San Francisco, May 2022

Back in 2019 we set out to explore the practice of civic agency to help communities and public agencies find new ways to navigate complexity and plan for uncertain futures. The underlying racial and social inequities exacerbated by the pandemic brought a sense of urgency to this task, and what started as an informal assessment of public participation practices in San Francisco, led to opportunities to test new approaches.

We were asked to support the design and implementation of public participation pilots that could serve as a compass for long-term civic partnerships. As we set out to "find the others" in collaboration with public agencies and community-based organizations, we were humbled to be in the company of people from diverse backgrounds, united by their dedication to improve outcomes for their communities. From this vantage point, we got a glimpse of a dynamic landscape of community members, leaders, and organizers that bring clarity to the public discourse, and teach us how to stand in solidarity while harnessing dissent.

Along the way, we have been energized by a culture of equity-centered service emerging from public agencies at all staff levels. We've come across remarkable staff members who recognize that equitable community outcomes can only emerge--and be sustained--when equity values are institutionalized through policy, practice, and public sector alignment. Much needed innovation in cross-agency collaboration, financing, and accountability, is in progress thanks to the perseverance of staff. As internal and external pressure builds up to transform governance and improve outcomes for the most vulnerable communities, new models of civic engagement are needed for communities and public agencies to share knowledge and effect change.

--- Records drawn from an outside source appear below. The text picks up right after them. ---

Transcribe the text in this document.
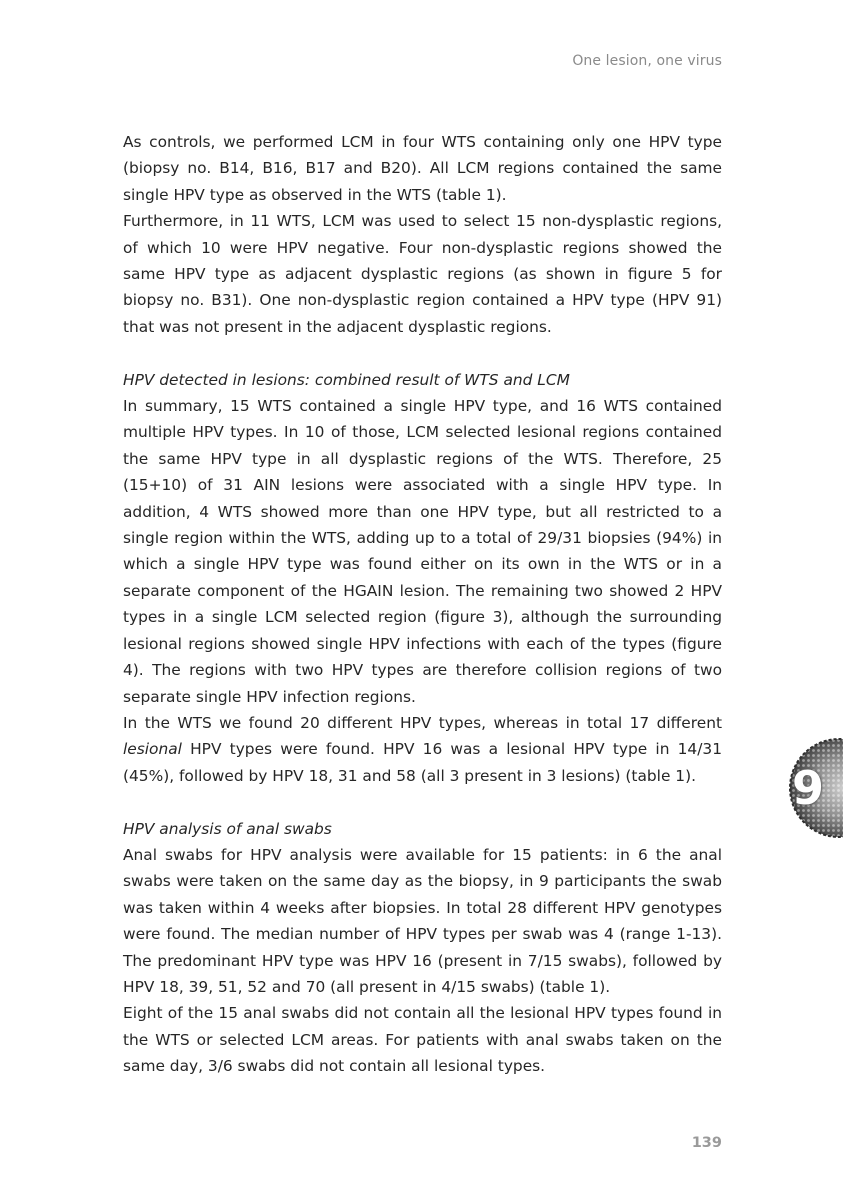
One lesion, one virus

As controls, we performed LCM in four WTS containing only one HPV type (biopsy no. B14, B16, B17 and B20). All LCM regions contained the same single HPV type as observed in the WTS (table 1).

Furthermore, in 11 WTS, LCM was used to select 15 non-dysplastic regions, of which 10 were HPV negative. Four non-dysplastic regions showed the same HPV type as adjacent dysplastic regions (as shown in figure 5 for biopsy no. B31). One non-dysplastic region contained a HPV type (HPV 91) that was not present in the adjacent dysplastic regions.

HPV detected in lesions: combined result of WTS and LCM

In summary, 15 WTS contained a single HPV type, and 16 WTS contained multiple HPV types. In 10 of those, LCM selected lesional regions contained the same HPV type in all dysplastic regions of the WTS. Therefore, 25 (15+10) of 31 AIN lesions were associated with a single HPV type. In addition, 4 WTS showed more than one HPV type, but all restricted to a single region within the WTS, adding up to a total of 29/31 biopsies (94%) in which a single HPV type was found either on its own in the WTS or in a separate component of the HGAIN lesion. The remaining two showed 2 HPV types in a single LCM selected region (figure 3), although the surrounding lesional regions showed single HPV infections with each of the types (figure 4). The regions with two HPV types are therefore collision regions of two separate single HPV infection regions.

In the WTS we found 20 different HPV types, whereas in total 17 different lesional HPV types were found. HPV 16 was a lesional HPV type in 14/31 (45%), followed by HPV 18, 31 and 58 (all 3 present in 3 lesions) (table 1).

HPV analysis of anal swabs

Anal swabs for HPV analysis were available for 15 patients: in 6 the anal swabs were taken on the same day as the biopsy, in 9 participants the swab was taken within 4 weeks after biopsies. In total 28 different HPV genotypes were found. The median number of HPV types per swab was 4 (range 1-13). The predominant HPV type was HPV 16 (present in 7/15 swabs), followed by HPV 18, 39, 51, 52 and 70 (all present in 4/15 swabs) (table 1).

Eight of the 15 anal swabs did not contain all the lesional HPV types found in the WTS or selected LCM areas. For patients with anal swabs taken on the same day, 3/6 swabs did not contain all lesional types.

9
139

A growing awareness of systemic injustices and an expanded access to virtual collaboration tools precipitated by the pandemic, brought urgency to the civic engagement of communities historically underrepresented in city planning and public policy efforts. And while expanding representation is essential, working with vulnerable communities presents new responsibilities for public agencies, facilitators, and organizers. We have learned that their engagement must be intentional, underpinned by a robust ethics framework, and community-led. Organizers and co-facilitators must evaluate ethical concerns including the risk of re-victimization, and be trained to support difficult conversations with a restorative and trauma-informed approach. Decision-makers play a critical role: trust-building efforts can be set back without the political will to acknowledge, and repair past and present harms. From the institutional to the personal realms, these efforts demand absolute clarity of purpose and transparency on the possibilities and the limitations.

Effective, equity-centered civic engagement is complex and requires deep commitment from everyone involved. There are reasons to feel optimistic about recent efforts, but if equitable outcomes is our shared destination, we better get ready for a long journey on untrodden paths.